Mark Zuckerberg warns that relaxing shelter-in-place rules too soon will cause the pandemic to worsen, saying it will 'guarantee' future outbreaks
Tech2 min read
  • After Facebook reported better-than-expected earnings, CEO Mark Zuckerberg opined about the potential damage of reopening the economy too soon.
  • "I worry that re-opening too quickly will almost guarantee future outbreaks and worse health and economic outcomes," he said.
  • Facebook users are surging, but the company acknowledges this probably won't last after the pandemic. It also acknowledged a "significant reduction" in the demand for advertising.
  • Visit Business Insider's homepage for more stories.

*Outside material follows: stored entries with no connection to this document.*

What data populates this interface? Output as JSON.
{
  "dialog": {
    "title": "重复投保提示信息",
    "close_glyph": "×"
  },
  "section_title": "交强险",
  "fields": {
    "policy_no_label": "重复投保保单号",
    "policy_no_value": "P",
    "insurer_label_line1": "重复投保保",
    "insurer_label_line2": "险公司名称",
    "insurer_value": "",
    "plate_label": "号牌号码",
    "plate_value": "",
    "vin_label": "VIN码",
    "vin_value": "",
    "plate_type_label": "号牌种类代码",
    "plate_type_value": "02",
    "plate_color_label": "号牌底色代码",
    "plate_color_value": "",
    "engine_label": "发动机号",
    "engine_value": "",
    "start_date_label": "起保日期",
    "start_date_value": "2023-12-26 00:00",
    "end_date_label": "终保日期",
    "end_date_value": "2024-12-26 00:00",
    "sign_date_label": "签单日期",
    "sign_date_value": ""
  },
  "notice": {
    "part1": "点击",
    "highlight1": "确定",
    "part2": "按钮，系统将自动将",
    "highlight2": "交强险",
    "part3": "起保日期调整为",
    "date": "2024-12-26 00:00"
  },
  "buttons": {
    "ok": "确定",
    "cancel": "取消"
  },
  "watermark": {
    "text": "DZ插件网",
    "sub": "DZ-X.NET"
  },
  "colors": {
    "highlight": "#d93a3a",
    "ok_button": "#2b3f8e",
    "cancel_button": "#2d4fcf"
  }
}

It was good news in Facebook's Q1 earnings, with the company beating Wall Street expectations and announcing surging user numbers, but CEO Mark Zuckerberg began the company's earnings call with a somber tone as he pondered the potentially harmful effects of opening up society too soon amid the coronavirus pandemic.

"I worry that re-opening too quickly will almost guarantee future outbreaks and worse health and economic outcomes," said Zuckerberg.

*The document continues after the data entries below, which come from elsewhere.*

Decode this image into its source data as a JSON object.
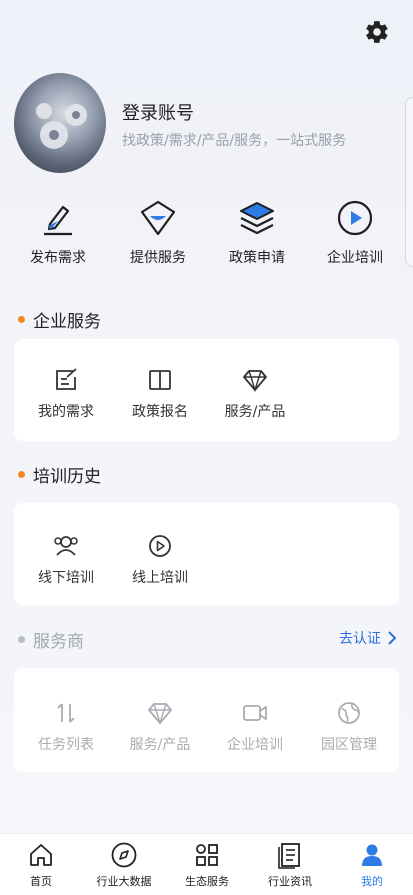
{
  "profile": {
    "title": "登录账号",
    "subtitle": "找政策/需求/产品/服务，一站式服务"
  },
  "quick_actions": [
    {
      "label": "发布需求",
      "icon": "pen-icon"
    },
    {
      "label": "提供服务",
      "icon": "service-shield-icon"
    },
    {
      "label": "政策申请",
      "icon": "layers-icon"
    },
    {
      "label": "企业培训",
      "icon": "play-circle-icon"
    }
  ],
  "sections": {
    "enterprise": {
      "title": "企业服务",
      "items": [
        {
          "label": "我的需求",
          "icon": "edit-note-icon"
        },
        {
          "label": "政策报名",
          "icon": "book-icon"
        },
        {
          "label": "服务/产品",
          "icon": "diamond-icon"
        }
      ]
    },
    "training": {
      "title": "培训历史",
      "items": [
        {
          "label": "线下培训",
          "icon": "users-icon"
        },
        {
          "label": "线上培训",
          "icon": "play-circle-icon"
        }
      ]
    },
    "provider": {
      "title": "服务商",
      "action": "去认证",
      "items": [
        {
          "label": "任务列表",
          "icon": "sort-arrows-icon"
        },
        {
          "label": "服务/产品",
          "icon": "diamond-icon"
        },
        {
          "label": "企业培训",
          "icon": "video-camera-icon"
        },
        {
          "label": "园区管理",
          "icon": "globe-leaf-icon"
        }
      ]
    }
  },
  "tabbar": [
    {
      "label": "首页",
      "icon": "home-icon"
    },
    {
      "label": "行业大数据",
      "icon": "compass-icon"
    },
    {
      "label": "生态服务",
      "icon": "grid-icon"
    },
    {
      "label": "行业资讯",
      "icon": "document-icon"
    },
    {
      "label": "我的",
      "icon": "user-icon",
      "active": true
    }
  ],
  "colors": {
    "accent": "#2f7be5",
    "bullet": "#f08a24",
    "link": "#2f6fd6"
  }
}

The CEO also said he was fearful that the health emergency and economic fallout of the pandemic will last longer than people realize.

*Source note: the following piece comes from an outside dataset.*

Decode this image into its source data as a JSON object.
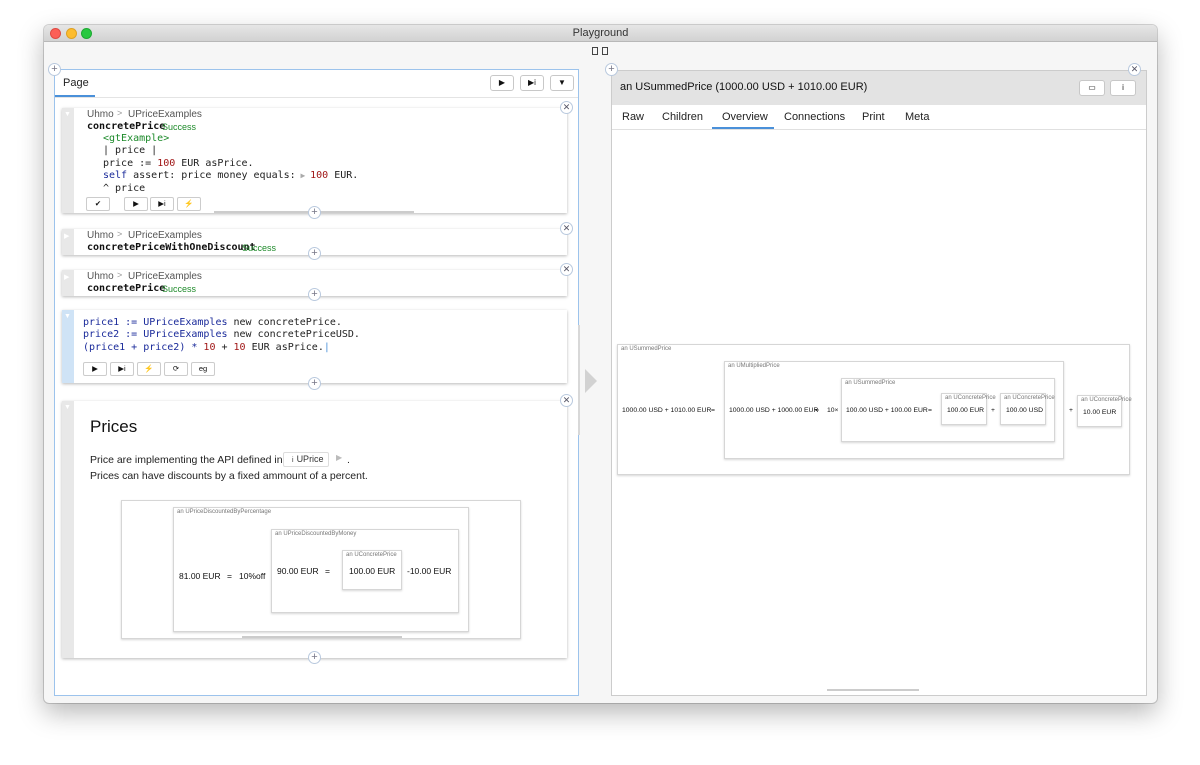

While Zuckerberg's comments might not seem all that controversial, the Facebook founder's remarks come as another high profile tech exec — Elon Musk — has been busy protesting the lockdowns, tweeting things like "Give the people their freedom back!"

Facebook said the coronavirus outbreak hit its ad revenue hard in March, as the prices of its ads plunged and businesses in sectors like travel and automobiles halted marketing efforts on the social network.

But users have flocked to Facebook's collection of products, which includes WhatsApp and Instagram, during the pandemic. The total number of people using at least one Facebook product per month reached 2.99 billion in the first quarter.

Facebook credited the surge in user engagement to the pandemic and the lockdowns in countries across the world, as people look for ways to stay connected with friends and family and to learn more information about the disease. Even virtual reality — a technology that has struggled to catch on with mainstream users — appears to be getting a boost.

Facebook's "other revenues" category, which includes hardware like it Oculus VR headset and Portal smart speakers, were up 80% year-on-year.

"Technology that allows us to feel present" is appealing when people can't travel in real life, Zuckerberg said on the call. "It's possible that this accelerated some of the trends around adoption."

But Zuckerberg stopped short of predicting a long-term acceleration in virtual reality. And Facebook acknowledged that once the threat of the pandemic subsides, the crowds now visiting its various online services will thin out.

"We expect that we will lose at least some of this increased engagement when various shelter-in-place restrictions are relaxed in the future," the company said.